God loved Abraham and Isaac and Jacob, and He loved Ishmael and his children too. God had a special plan for the life of Abraham and his descendents, and that He had a special plan for the life of Ishmael and His descendents as well.
“Hear O Israel” Moses would later say “Hear O Israel that the Lord thy God, the Lord is one.” There is only one God. He is the God of both brothers – Isaac and Ishmael. He is the Lord of both nations – both Jews and Palestinians. Ultimately He is the Lord and heavenly father of us all!
God ‘heard the cry’ of young Ishmael as he lay dying under the tree, just as God later ‘heard the cry’ of the Israelites under bondage in Egypt, just as God hears our cries and our prayers, as He hears the cries and the prayers of those who have nothing to do with us - those who are not part of our church, and not part of our religion.

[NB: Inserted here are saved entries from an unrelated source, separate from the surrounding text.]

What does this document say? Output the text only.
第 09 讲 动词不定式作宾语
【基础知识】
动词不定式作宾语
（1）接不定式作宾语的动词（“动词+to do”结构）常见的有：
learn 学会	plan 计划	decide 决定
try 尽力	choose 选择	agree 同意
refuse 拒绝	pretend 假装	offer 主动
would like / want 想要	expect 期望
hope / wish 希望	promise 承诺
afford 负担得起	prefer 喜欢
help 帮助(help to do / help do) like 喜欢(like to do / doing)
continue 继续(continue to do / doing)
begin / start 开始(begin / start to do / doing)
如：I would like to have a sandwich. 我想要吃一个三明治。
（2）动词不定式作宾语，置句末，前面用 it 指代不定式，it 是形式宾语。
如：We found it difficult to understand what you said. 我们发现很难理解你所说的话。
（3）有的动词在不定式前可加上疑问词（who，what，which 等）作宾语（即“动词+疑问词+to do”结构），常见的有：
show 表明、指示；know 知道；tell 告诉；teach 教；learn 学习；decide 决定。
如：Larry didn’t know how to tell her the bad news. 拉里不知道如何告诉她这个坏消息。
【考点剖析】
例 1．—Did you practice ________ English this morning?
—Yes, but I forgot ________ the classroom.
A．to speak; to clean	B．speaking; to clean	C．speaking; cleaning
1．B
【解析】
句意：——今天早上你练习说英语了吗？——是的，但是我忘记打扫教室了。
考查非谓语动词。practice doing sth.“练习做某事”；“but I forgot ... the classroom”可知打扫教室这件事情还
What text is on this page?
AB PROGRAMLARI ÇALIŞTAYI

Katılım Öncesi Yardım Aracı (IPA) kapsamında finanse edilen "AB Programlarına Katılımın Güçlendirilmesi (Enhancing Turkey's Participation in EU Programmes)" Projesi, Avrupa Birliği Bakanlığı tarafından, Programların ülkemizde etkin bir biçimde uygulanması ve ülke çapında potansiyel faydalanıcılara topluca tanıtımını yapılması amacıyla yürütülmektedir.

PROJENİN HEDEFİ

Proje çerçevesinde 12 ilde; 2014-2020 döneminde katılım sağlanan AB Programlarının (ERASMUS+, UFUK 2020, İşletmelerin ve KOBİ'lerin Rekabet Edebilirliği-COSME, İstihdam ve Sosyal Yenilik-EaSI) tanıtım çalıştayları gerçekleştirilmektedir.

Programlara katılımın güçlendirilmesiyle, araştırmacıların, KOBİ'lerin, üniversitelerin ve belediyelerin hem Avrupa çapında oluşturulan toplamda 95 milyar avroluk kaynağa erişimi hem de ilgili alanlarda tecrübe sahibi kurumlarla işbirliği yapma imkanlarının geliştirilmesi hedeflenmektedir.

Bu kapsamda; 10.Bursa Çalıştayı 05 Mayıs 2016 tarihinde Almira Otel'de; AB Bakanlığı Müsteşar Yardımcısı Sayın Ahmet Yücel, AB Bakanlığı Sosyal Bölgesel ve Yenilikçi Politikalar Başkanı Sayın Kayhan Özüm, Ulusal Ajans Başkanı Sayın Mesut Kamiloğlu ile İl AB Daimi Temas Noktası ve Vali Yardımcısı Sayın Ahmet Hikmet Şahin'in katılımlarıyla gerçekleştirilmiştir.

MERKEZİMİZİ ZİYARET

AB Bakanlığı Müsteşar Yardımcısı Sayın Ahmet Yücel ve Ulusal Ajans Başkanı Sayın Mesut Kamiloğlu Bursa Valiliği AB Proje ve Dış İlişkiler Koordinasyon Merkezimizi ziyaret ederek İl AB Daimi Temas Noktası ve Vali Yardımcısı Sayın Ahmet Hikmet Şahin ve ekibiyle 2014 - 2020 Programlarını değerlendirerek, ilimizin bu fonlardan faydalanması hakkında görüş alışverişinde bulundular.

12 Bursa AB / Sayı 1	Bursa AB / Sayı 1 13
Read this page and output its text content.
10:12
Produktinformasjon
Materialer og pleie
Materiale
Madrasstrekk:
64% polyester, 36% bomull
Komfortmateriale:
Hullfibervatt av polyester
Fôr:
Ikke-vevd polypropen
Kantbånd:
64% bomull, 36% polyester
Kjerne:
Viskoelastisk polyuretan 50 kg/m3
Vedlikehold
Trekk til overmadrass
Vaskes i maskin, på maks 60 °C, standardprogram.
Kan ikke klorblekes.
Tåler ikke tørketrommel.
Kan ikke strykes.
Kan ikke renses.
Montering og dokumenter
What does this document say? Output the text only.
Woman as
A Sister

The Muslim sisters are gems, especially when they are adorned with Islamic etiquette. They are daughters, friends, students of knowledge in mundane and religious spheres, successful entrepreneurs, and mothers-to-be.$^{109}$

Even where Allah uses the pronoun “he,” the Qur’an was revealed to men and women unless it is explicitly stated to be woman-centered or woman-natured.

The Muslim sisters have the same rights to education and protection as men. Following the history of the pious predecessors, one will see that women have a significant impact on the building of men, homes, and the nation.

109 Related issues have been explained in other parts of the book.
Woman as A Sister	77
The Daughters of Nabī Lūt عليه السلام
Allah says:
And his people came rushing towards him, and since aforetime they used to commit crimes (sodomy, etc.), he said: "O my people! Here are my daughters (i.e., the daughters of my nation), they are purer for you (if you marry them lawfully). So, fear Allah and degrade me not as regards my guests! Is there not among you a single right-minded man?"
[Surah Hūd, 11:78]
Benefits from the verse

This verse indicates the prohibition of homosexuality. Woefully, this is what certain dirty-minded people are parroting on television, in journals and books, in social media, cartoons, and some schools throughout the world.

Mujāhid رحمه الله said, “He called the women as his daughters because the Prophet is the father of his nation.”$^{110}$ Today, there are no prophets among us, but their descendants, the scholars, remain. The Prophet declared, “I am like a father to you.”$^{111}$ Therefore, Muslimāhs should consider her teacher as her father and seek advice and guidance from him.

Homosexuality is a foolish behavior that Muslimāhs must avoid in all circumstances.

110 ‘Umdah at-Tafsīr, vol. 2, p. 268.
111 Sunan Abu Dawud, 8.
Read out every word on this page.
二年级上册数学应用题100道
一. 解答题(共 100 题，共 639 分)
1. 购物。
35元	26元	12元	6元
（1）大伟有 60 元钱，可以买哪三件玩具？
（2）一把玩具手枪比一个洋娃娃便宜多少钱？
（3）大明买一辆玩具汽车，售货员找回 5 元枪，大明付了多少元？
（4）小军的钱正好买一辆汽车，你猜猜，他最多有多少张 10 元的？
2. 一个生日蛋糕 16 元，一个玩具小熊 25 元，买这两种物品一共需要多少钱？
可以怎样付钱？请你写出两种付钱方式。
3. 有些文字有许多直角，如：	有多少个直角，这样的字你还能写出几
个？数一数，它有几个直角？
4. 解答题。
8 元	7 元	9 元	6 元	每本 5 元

We may well understand more of God than many of our neighbours. It may well be true that many here have a deeper experience of the presence of God than would most of our neighbours. It is almost certainly true that most of us here are serving God more deliberately and faithfully than are many persons in our community. And yet, in the final analysis, our God is their God. Their God is my God. The God who loves me and bleeds for me is the same God who loves and bleeds for them. Because the God of Abraham, Isaac and Jacob is the God of Ishmael too!